A Câmara Municipal de Curitiba aprovou nesta segunda-feira (30) a criação de uma comissão especial voltada ao tema da população em situação de rua na capital. A proposta, apresentada pelo vereador Guilherme Kilter (Novo), recebeu 28 votos favoráveis e 6 contrários após cerca de uma hora de discussões em plenário.
O colegiado terá duração de 180 dias e será formado por nove integrantes indicados pelas lideranças partidárias, respeitando a proporcionalidade das bancadas. A iniciativa busca aprofundar o debate sobre o crescimento da população em situação de rua, além de avaliar políticas públicas existentes e sugerir medidas de curto, médio e longo prazo.

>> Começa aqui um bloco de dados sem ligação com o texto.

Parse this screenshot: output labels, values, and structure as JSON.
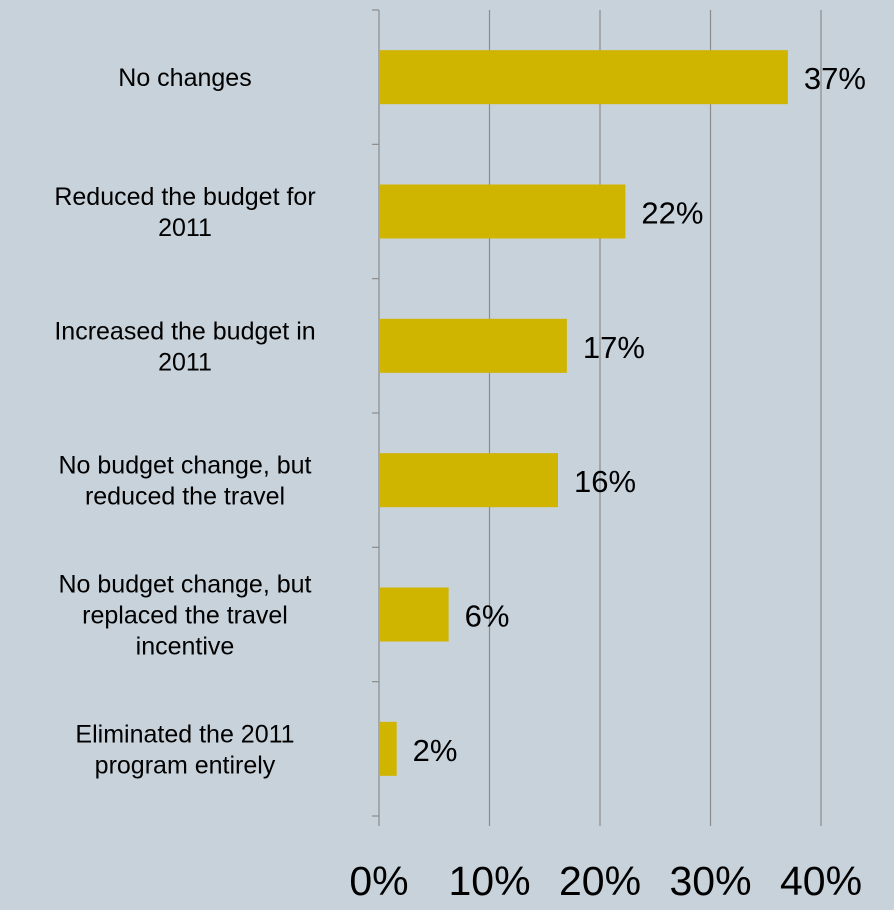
{
  "chart_data": {
    "type": "bar",
    "orientation": "horizontal",
    "title": "",
    "xlabel": "",
    "ylabel": "",
    "xlim": [
      0,
      40
    ],
    "grid": true,
    "legend": "none",
    "categories": [
      [
        "No changes"
      ],
      [
        "Reduced the budget for",
        "2011"
      ],
      [
        "Increased the budget in",
        "2011"
      ],
      [
        "No budget change, but",
        "reduced the travel"
      ],
      [
        "No budget change, but",
        "replaced the travel",
        "incentive"
      ],
      [
        "Eliminated the 2011",
        "program entirely"
      ]
    ],
    "values": [
      37,
      22.3,
      17,
      16.2,
      6.3,
      1.6
    ],
    "data_labels": [
      "37%",
      "22%",
      "17%",
      "16%",
      "6%",
      "2%"
    ],
    "x_ticks": [
      0,
      10,
      20,
      30,
      40
    ],
    "x_tick_labels": [
      "0%",
      "10%",
      "20%",
      "30%",
      "40%"
    ],
    "colors": {
      "background": "#c8d2da",
      "bar": "#cfb400",
      "gridline": "#8c8c8c",
      "text": "#000000"
    }
  }
}
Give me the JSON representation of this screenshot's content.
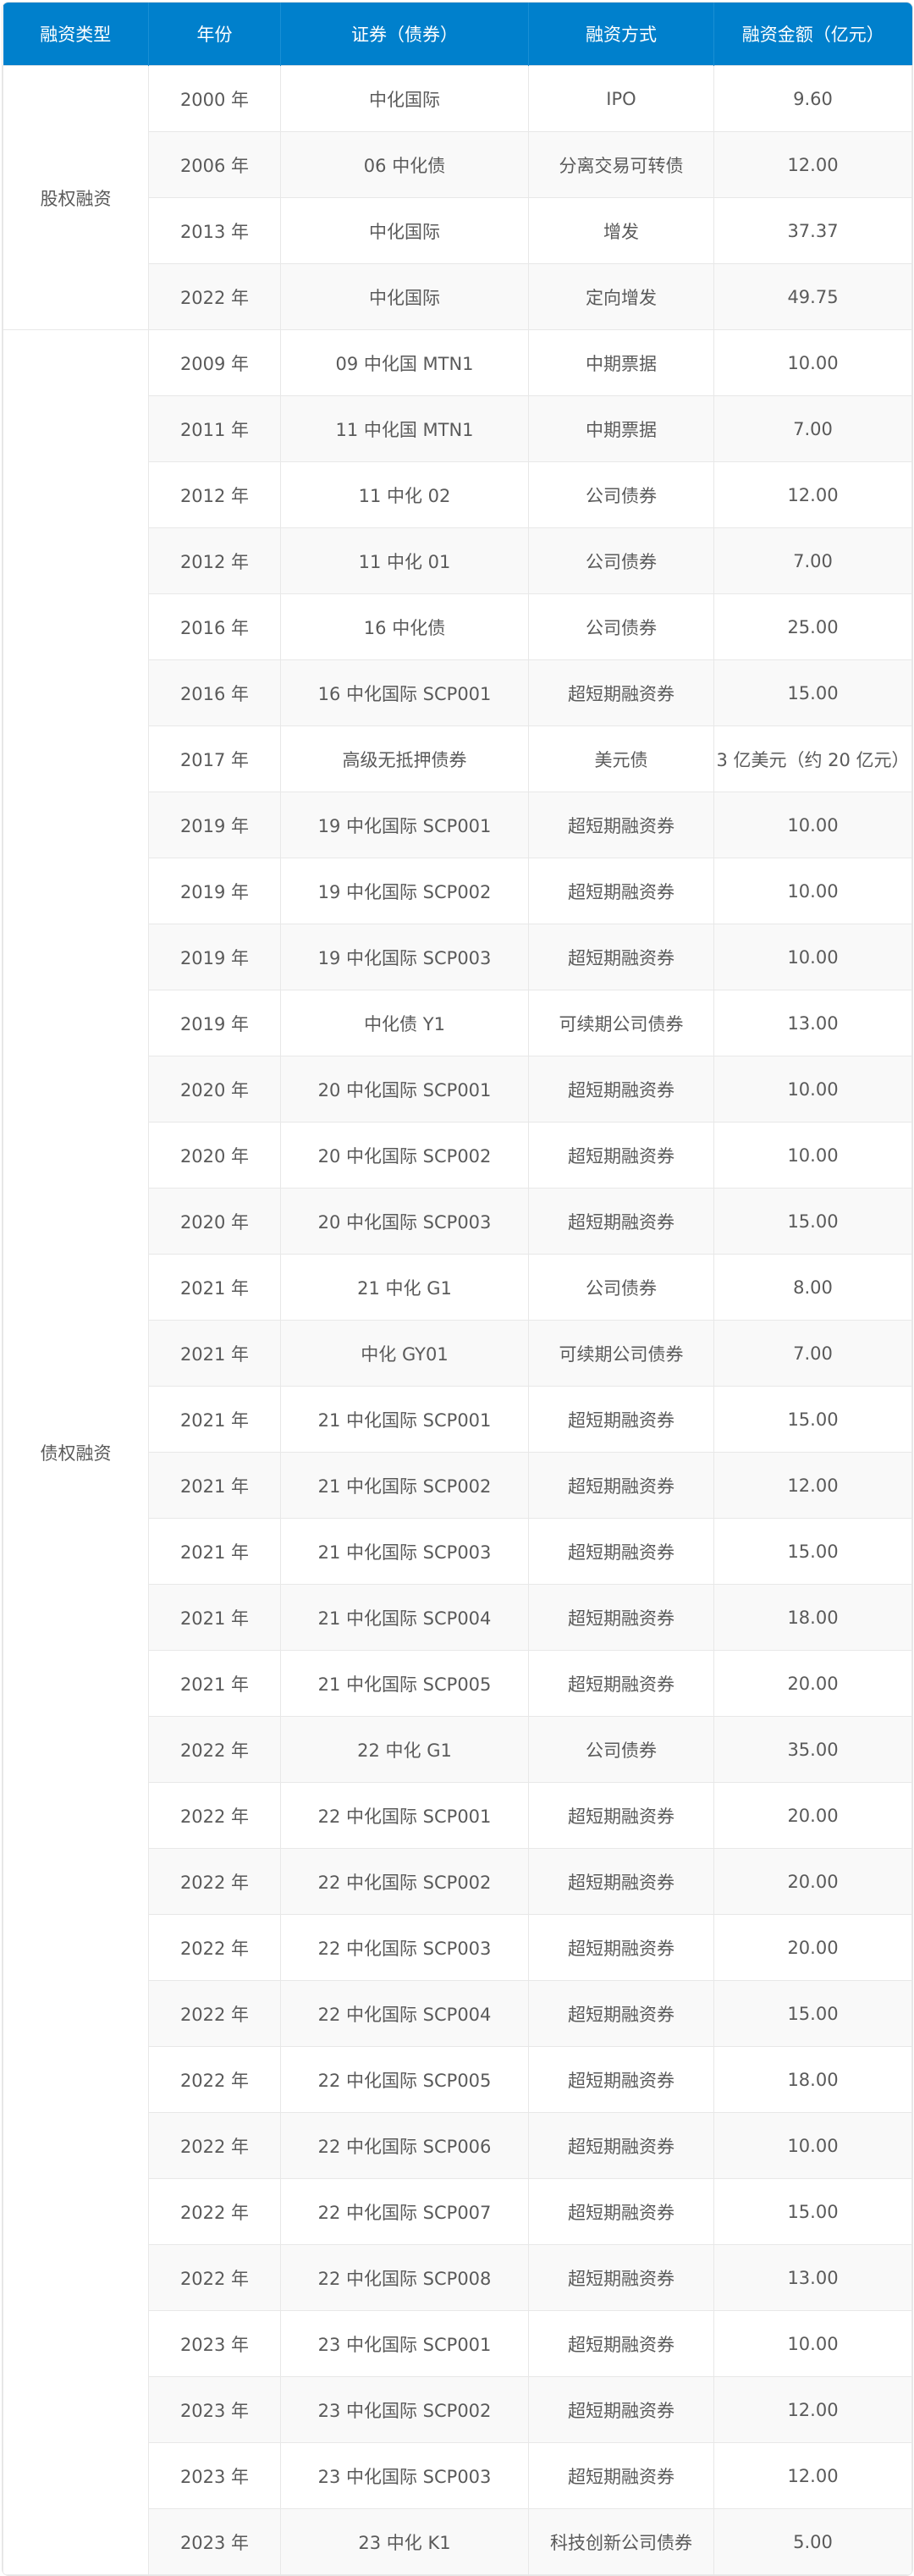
{
  "header": {
    "type": "融资类型",
    "year": "年份",
    "security": "证券（债券）",
    "method": "融资方式",
    "amount": "融资金额（亿元）"
  },
  "groups": [
    {
      "type": "股权融资",
      "rows": [
        [
          "2000 年",
          "中化国际",
          "IPO",
          "9.60"
        ],
        [
          "2006 年",
          "06 中化债",
          "分离交易可转债",
          "12.00"
        ],
        [
          "2013 年",
          "中化国际",
          "增发",
          "37.37"
        ],
        [
          "2022 年",
          "中化国际",
          "定向增发",
          "49.75"
        ]
      ]
    },
    {
      "type": "债权融资",
      "rows": [
        [
          "2009 年",
          "09 中化国 MTN1",
          "中期票据",
          "10.00"
        ],
        [
          "2011 年",
          "11 中化国 MTN1",
          "中期票据",
          "7.00"
        ],
        [
          "2012 年",
          "11 中化 02",
          "公司债券",
          "12.00"
        ],
        [
          "2012 年",
          "11 中化 01",
          "公司债券",
          "7.00"
        ],
        [
          "2016 年",
          "16 中化债",
          "公司债券",
          "25.00"
        ],
        [
          "2016 年",
          "16 中化国际 SCP001",
          "超短期融资券",
          "15.00"
        ],
        [
          "2017 年",
          "高级无抵押债券",
          "美元债",
          "3 亿美元（约 20 亿元）"
        ],
        [
          "2019 年",
          "19 中化国际 SCP001",
          "超短期融资券",
          "10.00"
        ],
        [
          "2019 年",
          "19 中化国际 SCP002",
          "超短期融资券",
          "10.00"
        ],
        [
          "2019 年",
          "19 中化国际 SCP003",
          "超短期融资券",
          "10.00"
        ],
        [
          "2019 年",
          "中化债 Y1",
          "可续期公司债券",
          "13.00"
        ],
        [
          "2020 年",
          "20 中化国际 SCP001",
          "超短期融资券",
          "10.00"
        ],
        [
          "2020 年",
          "20 中化国际 SCP002",
          "超短期融资券",
          "10.00"
        ],
        [
          "2020 年",
          "20 中化国际 SCP003",
          "超短期融资券",
          "15.00"
        ],
        [
          "2021 年",
          "21 中化 G1",
          "公司债券",
          "8.00"
        ],
        [
          "2021 年",
          "中化 GY01",
          "可续期公司债券",
          "7.00"
        ],
        [
          "2021 年",
          "21 中化国际 SCP001",
          "超短期融资券",
          "15.00"
        ],
        [
          "2021 年",
          "21 中化国际 SCP002",
          "超短期融资券",
          "12.00"
        ],
        [
          "2021 年",
          "21 中化国际 SCP003",
          "超短期融资券",
          "15.00"
        ],
        [
          "2021 年",
          "21 中化国际 SCP004",
          "超短期融资券",
          "18.00"
        ],
        [
          "2021 年",
          "21 中化国际 SCP005",
          "超短期融资券",
          "20.00"
        ],
        [
          "2022 年",
          "22 中化 G1",
          "公司债券",
          "35.00"
        ],
        [
          "2022 年",
          "22 中化国际 SCP001",
          "超短期融资券",
          "20.00"
        ],
        [
          "2022 年",
          "22 中化国际 SCP002",
          "超短期融资券",
          "20.00"
        ],
        [
          "2022 年",
          "22 中化国际 SCP003",
          "超短期融资券",
          "20.00"
        ],
        [
          "2022 年",
          "22 中化国际 SCP004",
          "超短期融资券",
          "15.00"
        ],
        [
          "2022 年",
          "22 中化国际 SCP005",
          "超短期融资券",
          "18.00"
        ],
        [
          "2022 年",
          "22 中化国际 SCP006",
          "超短期融资券",
          "10.00"
        ],
        [
          "2022 年",
          "22 中化国际 SCP007",
          "超短期融资券",
          "15.00"
        ],
        [
          "2022 年",
          "22 中化国际 SCP008",
          "超短期融资券",
          "13.00"
        ],
        [
          "2023 年",
          "23 中化国际 SCP001",
          "超短期融资券",
          "10.00"
        ],
        [
          "2023 年",
          "23 中化国际 SCP002",
          "超短期融资券",
          "12.00"
        ],
        [
          "2023 年",
          "23 中化国际 SCP003",
          "超短期融资券",
          "12.00"
        ],
        [
          "2023 年",
          "23 中化 K1",
          "科技创新公司债券",
          "5.00"
        ]
      ]
    }
  ],
  "colors": {
    "header_bg": "#0080cc",
    "header_text": "#ffffff",
    "stripe": "#f9f9f9",
    "text": "#5a5a5a"
  }
}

De acordo com o autor do requerimento, a proposta pretende estruturar uma atuação mais direcionada da Câmara sobre o tema, com apoio técnico e jurídico aos protocolos de intervenção, produção de diagnósticos com base em dados e fortalecimento de mecanismos de reinserção social. A comissão também deverá consolidar recomendações administrativas e legislativas ao final dos trabalhos.
Durante a discussão, Kilter afirmou que a nova instância não substituirá as comissões permanentes, mas funcionará como um espaço específico de acompanhamento e fiscalização das ações do poder público. Ele argumentou que o problema impacta diferentes setores da sociedade, incluindo comerciantes, famílias e as próprias pessoas em situação de rua.
Entre os vereadores que apoiaram a criação da comissão, Renan Ceschin (Pode) questionou os posicionamentos contrários e defendeu a necessidade de apresentar soluções concretas diante do cenário. Já Delegada Tathiana Guzella (União) destacou que a Prefeitura, por meio da Fundação de Ação Social (FAS), já oferece serviços como acolhimento, alimentação e atendimento em saúde, e que a comissão pode contribuir para aprimorar essas ações.
O vereador Eder Borges (PL) classificou a situação de rua como um dos principais desafios da cidade e defendeu medidas mais rigorosas, incluindo campanhas contra a oferta de esmolas e a possibilidade de internamento compulsório em casos considerados críticos. João Bettega (União) também apoiou a proposta e afirmou que a Câmara precisa avançar em respostas mais efetivas para o problema.
As manifestações contrárias à criação da comissão não negaram a gravidade da situação, mas apontaram possíveis conflitos com o Regimento Interno e risco de sobreposição de funções. Vanda de Assis (PT) defendeu que o tema já poderia ser tratado nas comissões permanentes e na frente parlamentar existente, destacando a necessidade de políticas integradas entre áreas como assistência social, saúde, habitação e trabalho.
No mesmo sentido, Laís Leão (PDT) argumentou que a proposta pode contrariar o regimento ao tratar de um tema já contemplado por colegiados permanentes, enquanto Camilla Gonda (PSB) alertou para o risco de direcionamento político do debate.
A vereadora Giorgia Prates (PT) afirmou que a criação de uma nova comissão pode enfraquecer iniciativas já existentes, como a frente parlamentar dedicada ao tema. Em complemento, Professora Angela (PSOL) sugeriu que uma comissão parlamentar de inquérito (CPI) seria mais adequada para analisar a execução das políticas públicas e o uso de recursos na área.
Também crítico à proposta, Marcos Vieira (PDT) avaliou que a multiplicação de comissões pode dispersar esforços institucionais e defendeu uma atuação integrada entre diferentes áreas para enfrentar o problema.
O debate em plenário também evidenciou divergências sobre o papel da comissão. Vereadoras contrárias apontaram risco de uso político da iniciativa e classificaram a proposta como possível forma de exposição, enquanto apoiadores defenderam que o colegiado terá caráter prático, com foco na fiscalização e na formulação de propostas.
Ao final, Kilter reafirmou que a intenção é organizar o debate, identificar falhas e acertos nas políticas públicas e apresentar soluções. Segundo ele, a comissão poderá concentrar esforços na análise do tema e contribuir com encaminhamentos concretos ao poder público municipal.